My old platoon, as part of another "experiment," would stay jacked long enough to become humanized, and I could be inside Building 31 to open the door for them when they came in to replace the security platoon.

The generals would be treated well. Marty would have temporary attachment orders cut for a neurosurgeon and her anesthesiologist from a base in Panama; together they have a phenomenal success rate of ninety-eight percent in jack installation.

Today, Building 31; tomorrow, the world. We could work outward from Portobello, and downward from Marty's Pentagon contact, and quickly have all of the armed forces humanized. The war would end, incidentally. But the larger battle would just be beginning.

I stared out at the campus through the blurring sheets of water while I ate the sweet crab-apple roll. Then I leaned back against the glass and surveyed the coffee shop, coming back down to earth.

Most of these people were only ten or twelve years younger than me. It seemed impossible, an unbridgeable chasm. But maybe I was never quite in that world – chatter, giggle, flirt-even when I was their age. I had my head in a book or a console all the time. The girls I had sex with back then were in the same voluntarily cloistered minority, glad to share quick relief and get back to the books. I'd had terrible earthshaking loves before college, like everybody, but after I was eighteen or nineteen I settled for sex, and in that era there was plenty of it. Now the pendulum was swinging back to the conservatism of Amelia's generation.

Would that all change, if Marty had his way-if we had our way? There's no intimacy like being jacked, and a lot of the intensity of teenaged sex was fueled by a curiosity that jacking would satisfy in the first minute. It remains interesting to share experiences and thoughts with the opposite sex, but the overall gestalt of being male or female is just there, and is familiar a few minutes after you make contact. I have physical memories of childbirth and miscarriage, menstruation and breasts getting in the way. It bothers Amelia that I share cramps and PMS with my platoon; that all the women have been embarrassed by involuntary erections, have ejaculated, know how the scrotum limits the ways you sit and walk and cross your legs.

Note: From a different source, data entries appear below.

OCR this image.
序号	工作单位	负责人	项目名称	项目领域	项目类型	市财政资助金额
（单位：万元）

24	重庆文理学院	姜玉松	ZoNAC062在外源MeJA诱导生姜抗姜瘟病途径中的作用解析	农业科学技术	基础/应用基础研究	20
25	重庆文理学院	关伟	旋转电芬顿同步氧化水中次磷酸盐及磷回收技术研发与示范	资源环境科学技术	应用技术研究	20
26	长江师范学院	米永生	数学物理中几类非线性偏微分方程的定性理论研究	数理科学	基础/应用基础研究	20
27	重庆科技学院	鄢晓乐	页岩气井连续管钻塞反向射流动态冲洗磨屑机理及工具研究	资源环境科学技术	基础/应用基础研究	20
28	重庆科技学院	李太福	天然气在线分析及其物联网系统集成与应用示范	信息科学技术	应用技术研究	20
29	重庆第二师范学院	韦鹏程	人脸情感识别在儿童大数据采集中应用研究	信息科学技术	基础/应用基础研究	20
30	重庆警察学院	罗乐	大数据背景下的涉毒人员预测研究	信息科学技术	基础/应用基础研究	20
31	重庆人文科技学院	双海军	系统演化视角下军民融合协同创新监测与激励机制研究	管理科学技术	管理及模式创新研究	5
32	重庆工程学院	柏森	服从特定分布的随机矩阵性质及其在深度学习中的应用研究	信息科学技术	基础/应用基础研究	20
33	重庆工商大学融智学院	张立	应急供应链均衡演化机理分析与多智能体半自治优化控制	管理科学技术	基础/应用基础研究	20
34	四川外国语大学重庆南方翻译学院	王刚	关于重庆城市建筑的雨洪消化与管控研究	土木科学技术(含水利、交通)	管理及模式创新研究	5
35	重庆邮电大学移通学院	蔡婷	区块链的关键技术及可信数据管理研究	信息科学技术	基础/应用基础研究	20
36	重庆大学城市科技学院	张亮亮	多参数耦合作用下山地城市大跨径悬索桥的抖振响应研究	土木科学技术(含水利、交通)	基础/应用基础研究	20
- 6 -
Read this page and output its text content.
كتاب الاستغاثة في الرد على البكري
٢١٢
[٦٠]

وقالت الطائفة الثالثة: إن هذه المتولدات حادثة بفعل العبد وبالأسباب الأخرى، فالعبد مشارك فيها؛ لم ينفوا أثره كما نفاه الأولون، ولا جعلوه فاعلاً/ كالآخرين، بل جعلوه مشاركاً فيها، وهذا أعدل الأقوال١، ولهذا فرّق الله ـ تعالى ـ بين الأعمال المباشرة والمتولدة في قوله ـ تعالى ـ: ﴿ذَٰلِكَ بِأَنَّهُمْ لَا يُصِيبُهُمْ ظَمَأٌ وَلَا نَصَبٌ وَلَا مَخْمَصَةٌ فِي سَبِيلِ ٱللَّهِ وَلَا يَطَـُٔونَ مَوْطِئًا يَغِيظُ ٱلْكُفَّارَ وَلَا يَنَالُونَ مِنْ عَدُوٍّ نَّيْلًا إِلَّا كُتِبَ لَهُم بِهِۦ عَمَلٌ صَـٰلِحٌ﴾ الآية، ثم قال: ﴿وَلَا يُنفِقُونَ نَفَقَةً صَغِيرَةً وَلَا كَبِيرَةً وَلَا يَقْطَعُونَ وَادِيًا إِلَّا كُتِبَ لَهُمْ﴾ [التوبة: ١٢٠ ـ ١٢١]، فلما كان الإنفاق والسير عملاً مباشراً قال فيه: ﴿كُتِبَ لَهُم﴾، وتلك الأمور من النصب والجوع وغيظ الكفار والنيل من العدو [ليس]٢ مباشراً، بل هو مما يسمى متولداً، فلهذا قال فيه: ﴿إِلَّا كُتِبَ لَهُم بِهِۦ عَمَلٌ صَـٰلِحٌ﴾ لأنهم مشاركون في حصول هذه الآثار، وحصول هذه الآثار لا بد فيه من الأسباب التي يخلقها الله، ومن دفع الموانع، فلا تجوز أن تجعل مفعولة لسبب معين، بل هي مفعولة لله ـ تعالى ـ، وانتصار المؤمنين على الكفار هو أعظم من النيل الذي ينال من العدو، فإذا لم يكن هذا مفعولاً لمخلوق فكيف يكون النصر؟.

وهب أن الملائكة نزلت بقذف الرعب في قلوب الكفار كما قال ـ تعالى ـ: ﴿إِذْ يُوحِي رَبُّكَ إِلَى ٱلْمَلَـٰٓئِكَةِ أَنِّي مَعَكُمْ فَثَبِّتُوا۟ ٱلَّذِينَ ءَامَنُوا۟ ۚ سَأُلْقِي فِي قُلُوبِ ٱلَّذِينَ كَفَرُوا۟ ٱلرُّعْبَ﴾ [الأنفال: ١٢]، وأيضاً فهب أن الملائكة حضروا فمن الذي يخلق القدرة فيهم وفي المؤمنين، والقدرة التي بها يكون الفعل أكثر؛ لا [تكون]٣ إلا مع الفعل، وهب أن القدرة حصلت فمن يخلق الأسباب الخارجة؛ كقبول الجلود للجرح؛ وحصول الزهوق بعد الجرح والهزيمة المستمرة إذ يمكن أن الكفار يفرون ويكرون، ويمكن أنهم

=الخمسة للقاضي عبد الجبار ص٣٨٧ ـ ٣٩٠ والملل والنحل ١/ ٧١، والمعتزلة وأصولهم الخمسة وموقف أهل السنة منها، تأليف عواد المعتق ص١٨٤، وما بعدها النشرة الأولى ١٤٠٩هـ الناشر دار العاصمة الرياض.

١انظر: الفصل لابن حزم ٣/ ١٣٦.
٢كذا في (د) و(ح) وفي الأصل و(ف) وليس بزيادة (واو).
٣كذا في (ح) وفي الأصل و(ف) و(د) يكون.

Amelia got a taste of that, a whisper, in the two minutes or less we had in Mexico. Maybe part of our problem now was rooted in her frustration at having had just a glimpse. We'd only had sex a couple of times since the abortive attempt the night after I saw her with Peter. The night after I jackfucked with Zoe, to be fair. And there was so much happening, the end of the universe and all, that we hadn't had time or inclination to work on our own problems.

The place smelted kind of like a gym crossed with a wet dog, with an overlay of coffee, but the boys and girls didn't seem to notice. Searching, preening, displaying-a lot more outright primate behavior than they revealed in a physics class.

Watching all that casual mating ritual simmering, I felt a little sad and old, and wondered whether Amelia and I would ever completely reconcile. It was partly that I couldn't get the picture of her and Peter out of my mind. But I had to admit that part of it was Zoe, and all her tribe. We'd all felt kind of sorry for Ralph, his endless harrying after jills. But we'd also felt his ecstasy, which had never diminished.